Alcy - Quando eu for rei - Poesia

Quando eu for rei setembro/2008

Meu reino será como Pasargada de Manuel,
Menos talvez machista, darei alguns direitos à mulher
Menos o de deixar de ser mais sensível que o homem,
Menos o de abortar sonhos lânguidos ao ruído baixinho de riacho,
Menos o de não querer amar e muito menos o de querer amar um,

Será como a mansarda de Pessoa, os sertões de Euclides
Sensível, imprevisível, aceitável.
Terá trens em todas as direções,
Trens noturnos de viajantes esperançosos,
Whiskie com guaraná, porções de bolinhos de carne seca do Valadares,
Garçons espertos como o Baixinho ou o Mane, leitores de cartões wireless
Varanda nos vagões, demoras que passam por estações,
Homens distintos de sonhos impossíveis, madrugada até o meio dia

Vendedores de brincos e bijuterias, versos recitados à mesa,
Banheiros limpos e remédio para taquicardia,
Estações bucólicas entre montanhas,
Táxis sempre prontos, motoristas discretos,
Casinhas com lareira na colina,
Hotéis sem mofo nem cheiro,
Mariatis que dispensam propina

Policia holandesa, permissividade francesa,
Safadeza brasileira, discrição húngara, beleza russa.
Saias só justas e acima do joelho,
Vestidos só hippies e espaçosos com bordados indianos,
Ternos só italianos, sapatos alemães.

Coxas grossas e punhos de aço nas mulheres,
Morenas, mamelucas, índias, brancas, rosadas e muticor.
Peito largo e braços fortes nos homens,
Corados, barbeados, rastafari, o que quiser.

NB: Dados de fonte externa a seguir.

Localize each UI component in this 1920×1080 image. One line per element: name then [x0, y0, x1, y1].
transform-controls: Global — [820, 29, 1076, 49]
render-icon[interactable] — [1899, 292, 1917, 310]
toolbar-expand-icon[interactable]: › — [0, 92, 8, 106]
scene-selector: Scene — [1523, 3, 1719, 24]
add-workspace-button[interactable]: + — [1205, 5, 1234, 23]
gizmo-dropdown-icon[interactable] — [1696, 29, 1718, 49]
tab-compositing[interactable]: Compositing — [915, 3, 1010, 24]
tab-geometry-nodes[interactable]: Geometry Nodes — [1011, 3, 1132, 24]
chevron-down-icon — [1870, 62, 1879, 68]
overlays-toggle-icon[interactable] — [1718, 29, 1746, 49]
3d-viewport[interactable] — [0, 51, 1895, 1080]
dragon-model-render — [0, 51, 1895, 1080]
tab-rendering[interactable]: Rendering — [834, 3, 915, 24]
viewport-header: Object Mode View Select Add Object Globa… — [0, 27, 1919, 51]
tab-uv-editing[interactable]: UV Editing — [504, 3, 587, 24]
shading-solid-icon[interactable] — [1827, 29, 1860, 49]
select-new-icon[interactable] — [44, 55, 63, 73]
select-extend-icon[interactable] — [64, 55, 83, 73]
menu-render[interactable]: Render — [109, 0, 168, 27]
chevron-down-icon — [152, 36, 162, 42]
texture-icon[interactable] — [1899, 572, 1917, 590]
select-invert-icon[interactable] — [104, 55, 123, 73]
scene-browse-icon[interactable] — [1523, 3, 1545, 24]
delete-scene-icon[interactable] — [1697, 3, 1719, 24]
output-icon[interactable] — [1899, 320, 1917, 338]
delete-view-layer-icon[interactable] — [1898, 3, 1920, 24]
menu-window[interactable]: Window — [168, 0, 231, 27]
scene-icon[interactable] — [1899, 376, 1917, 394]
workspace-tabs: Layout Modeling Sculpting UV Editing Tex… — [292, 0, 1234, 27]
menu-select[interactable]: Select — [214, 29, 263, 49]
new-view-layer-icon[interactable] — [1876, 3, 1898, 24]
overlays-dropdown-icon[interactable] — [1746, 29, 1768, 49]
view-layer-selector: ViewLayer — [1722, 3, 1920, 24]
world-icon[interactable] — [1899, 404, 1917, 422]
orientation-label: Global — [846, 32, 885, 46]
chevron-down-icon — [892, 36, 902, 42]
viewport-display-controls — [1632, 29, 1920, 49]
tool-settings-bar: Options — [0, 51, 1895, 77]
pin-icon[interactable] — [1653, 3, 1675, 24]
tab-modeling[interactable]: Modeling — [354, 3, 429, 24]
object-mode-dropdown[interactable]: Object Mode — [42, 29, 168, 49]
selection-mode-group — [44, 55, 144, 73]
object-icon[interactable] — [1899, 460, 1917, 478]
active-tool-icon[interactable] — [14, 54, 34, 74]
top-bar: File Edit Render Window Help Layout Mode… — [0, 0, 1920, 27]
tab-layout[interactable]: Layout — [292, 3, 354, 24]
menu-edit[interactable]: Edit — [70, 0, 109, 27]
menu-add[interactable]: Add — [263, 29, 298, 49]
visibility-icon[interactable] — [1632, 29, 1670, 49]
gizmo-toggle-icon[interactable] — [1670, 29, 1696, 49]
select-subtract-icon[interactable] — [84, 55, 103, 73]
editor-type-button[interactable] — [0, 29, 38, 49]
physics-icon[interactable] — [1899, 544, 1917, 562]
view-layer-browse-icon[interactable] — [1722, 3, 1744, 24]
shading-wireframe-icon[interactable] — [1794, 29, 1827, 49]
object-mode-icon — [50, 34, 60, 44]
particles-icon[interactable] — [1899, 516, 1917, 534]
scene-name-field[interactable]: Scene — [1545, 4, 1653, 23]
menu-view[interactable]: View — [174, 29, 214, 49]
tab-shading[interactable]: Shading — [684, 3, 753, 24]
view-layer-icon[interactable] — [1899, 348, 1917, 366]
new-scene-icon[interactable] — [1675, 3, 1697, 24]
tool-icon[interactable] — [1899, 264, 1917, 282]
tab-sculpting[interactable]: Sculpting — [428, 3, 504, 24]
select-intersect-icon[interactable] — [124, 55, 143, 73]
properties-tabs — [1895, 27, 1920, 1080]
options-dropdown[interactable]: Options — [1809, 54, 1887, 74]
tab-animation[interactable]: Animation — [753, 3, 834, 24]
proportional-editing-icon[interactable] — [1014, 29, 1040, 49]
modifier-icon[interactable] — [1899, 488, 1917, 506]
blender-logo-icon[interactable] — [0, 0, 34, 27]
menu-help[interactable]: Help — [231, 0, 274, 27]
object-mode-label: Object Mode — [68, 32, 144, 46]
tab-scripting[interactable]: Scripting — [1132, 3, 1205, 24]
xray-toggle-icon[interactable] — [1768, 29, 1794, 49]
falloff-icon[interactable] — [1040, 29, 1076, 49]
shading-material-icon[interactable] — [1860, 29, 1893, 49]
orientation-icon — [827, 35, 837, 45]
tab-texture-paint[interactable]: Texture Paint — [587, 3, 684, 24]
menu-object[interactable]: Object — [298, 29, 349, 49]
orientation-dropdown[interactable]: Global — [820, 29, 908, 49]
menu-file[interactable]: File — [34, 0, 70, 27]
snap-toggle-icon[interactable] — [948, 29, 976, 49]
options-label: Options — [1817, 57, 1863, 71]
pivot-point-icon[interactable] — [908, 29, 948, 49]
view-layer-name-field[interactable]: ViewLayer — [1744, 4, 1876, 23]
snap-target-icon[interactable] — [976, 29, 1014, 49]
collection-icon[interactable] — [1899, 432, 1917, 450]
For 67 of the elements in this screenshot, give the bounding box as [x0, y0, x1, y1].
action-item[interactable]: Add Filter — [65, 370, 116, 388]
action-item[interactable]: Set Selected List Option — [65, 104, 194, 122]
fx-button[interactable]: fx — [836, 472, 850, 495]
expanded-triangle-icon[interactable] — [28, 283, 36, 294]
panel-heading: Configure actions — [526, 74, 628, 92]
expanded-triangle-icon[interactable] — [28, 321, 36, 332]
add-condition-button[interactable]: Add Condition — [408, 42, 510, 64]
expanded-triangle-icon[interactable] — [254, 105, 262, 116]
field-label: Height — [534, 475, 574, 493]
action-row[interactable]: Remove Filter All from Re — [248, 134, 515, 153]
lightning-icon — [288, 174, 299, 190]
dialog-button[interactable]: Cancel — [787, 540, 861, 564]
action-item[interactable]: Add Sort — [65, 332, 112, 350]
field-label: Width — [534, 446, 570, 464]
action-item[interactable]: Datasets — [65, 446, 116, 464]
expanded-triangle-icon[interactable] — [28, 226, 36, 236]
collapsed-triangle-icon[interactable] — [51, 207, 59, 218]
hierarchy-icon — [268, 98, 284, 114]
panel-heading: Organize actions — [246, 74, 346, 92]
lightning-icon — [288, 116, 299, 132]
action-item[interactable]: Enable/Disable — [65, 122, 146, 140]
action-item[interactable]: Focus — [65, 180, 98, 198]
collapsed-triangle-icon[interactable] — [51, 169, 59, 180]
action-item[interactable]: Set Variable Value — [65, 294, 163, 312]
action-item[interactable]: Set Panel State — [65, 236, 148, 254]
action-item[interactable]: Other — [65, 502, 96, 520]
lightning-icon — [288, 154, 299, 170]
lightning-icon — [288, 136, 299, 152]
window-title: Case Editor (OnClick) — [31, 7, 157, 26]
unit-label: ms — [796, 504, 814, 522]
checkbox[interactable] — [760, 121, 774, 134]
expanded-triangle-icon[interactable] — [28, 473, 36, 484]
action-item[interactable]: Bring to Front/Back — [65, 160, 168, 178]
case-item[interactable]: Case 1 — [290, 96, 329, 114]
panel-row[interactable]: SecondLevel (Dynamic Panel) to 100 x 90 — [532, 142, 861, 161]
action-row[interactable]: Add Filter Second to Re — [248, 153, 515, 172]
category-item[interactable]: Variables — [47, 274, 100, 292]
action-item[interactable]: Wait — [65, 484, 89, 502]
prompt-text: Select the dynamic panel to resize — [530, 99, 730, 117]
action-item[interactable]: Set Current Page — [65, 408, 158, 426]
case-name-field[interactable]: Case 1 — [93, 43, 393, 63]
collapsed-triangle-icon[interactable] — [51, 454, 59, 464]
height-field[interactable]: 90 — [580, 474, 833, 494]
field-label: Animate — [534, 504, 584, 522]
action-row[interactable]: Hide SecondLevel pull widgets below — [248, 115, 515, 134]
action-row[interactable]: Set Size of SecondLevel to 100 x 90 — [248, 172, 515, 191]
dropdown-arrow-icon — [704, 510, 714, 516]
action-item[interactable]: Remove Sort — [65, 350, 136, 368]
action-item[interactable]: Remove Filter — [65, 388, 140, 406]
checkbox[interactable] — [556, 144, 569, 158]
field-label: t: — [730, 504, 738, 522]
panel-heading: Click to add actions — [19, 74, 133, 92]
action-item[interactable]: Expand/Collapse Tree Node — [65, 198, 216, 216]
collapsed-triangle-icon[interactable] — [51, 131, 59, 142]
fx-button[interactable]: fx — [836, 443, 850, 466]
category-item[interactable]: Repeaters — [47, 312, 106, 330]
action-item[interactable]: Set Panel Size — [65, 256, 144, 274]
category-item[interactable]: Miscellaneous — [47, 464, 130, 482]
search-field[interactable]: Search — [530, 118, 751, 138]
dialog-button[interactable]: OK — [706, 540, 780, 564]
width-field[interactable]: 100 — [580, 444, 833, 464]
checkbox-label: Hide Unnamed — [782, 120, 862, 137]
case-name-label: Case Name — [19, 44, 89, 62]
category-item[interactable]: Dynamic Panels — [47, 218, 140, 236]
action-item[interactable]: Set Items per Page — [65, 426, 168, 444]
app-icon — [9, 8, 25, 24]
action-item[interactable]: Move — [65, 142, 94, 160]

Hino nacional do Raul cantado por Caetano e Ana
Doze bandeiras, uma por mês no mastro,
Doze religiões, todas de uma vez
Nenhum ministro, muitos amigos.

Restaurantes com estacionamento gratuito,
Comida aprazível de todos os matizes,
Bolsa artista para quem a fizer ou mostrar
Camburões só de cevada, gelo a vontade.
Fusca pra todo mundo.
Um só imóvel por pessoa,
Bancos que imprimem quanto se precisar – sem gerentes nem filas.

Inexiste o aluguel e as empresas de cobrança,
Inexiste pobreza e vingança.
Inexiste roubo e arrogância.
Fica extinta dor sem remédio e morte sem sono.

Policiais serão policiais,
Bandidos, bandidos,
Amantes, amantes,
Ficará extinto o direito a duvida, o ônus da prova
O casamento

Banheiras e espuma em todas as casas,
Imposto por tristeza compulsória,
Pelo menos cinco amigos do peito para cada peito
Pelo menos cinco semanas de férias alem das férias
Só se trabalhará por prazer,
Sabão, azeite, feijão com carne seca e macarrão com molho para todos.

Quando for rei a frota real ficará a disposição
Porque pelo menos uma vez na vida
Se deve acelerar o V8 presidencial,
Levar os amigos na limusine papal,
Namorar no Jaguar imperial,
Voar na mansão alada real.

Quando for rei, meu reino será Avalon
Sem brumas nem guerras,
Cálices para conhaque, taças para vinho e copos para o resto
Fica extinto o assedio, a solidão e os distúrbios mentais.
Ficam extintas as viagens do rei a outros reinos,
As bermudas para as mulheres e os shorts para homens.

Fica abolido o self-service e a indolência
Batom, rouge, pintura de cabelo, meia fina,
Torresmo com farofa grossa e gordura de porco,
Plástica e combustível por conta da casa.

Crianças até quando quiserem,
Peixes nos rios, água potável, limpeza austríaca
Fica abolido o fósforo e a pólvora,
Fica banido o ciúme doentio.
Fica permitido o ócio

Quando eu for rei,
Esta será a lei; as outras revogadas
E ponto.
Está pronto.

Alcy Paiva

Um comentário:

  1. Nossa senhora! Quantas lembranças maravilhosas ler esse poema do nosso Mestre! Meu sorriso abriu sem querer...em pensar que tive o prazer de assistir a criação deste poema agora citado...lembro das noites sem dormir, ouvindo Raul, jogando um baralho e citando e criando o tal poema! Obrigado mais uma vez Cia.Eiro por me fazer mais feliz!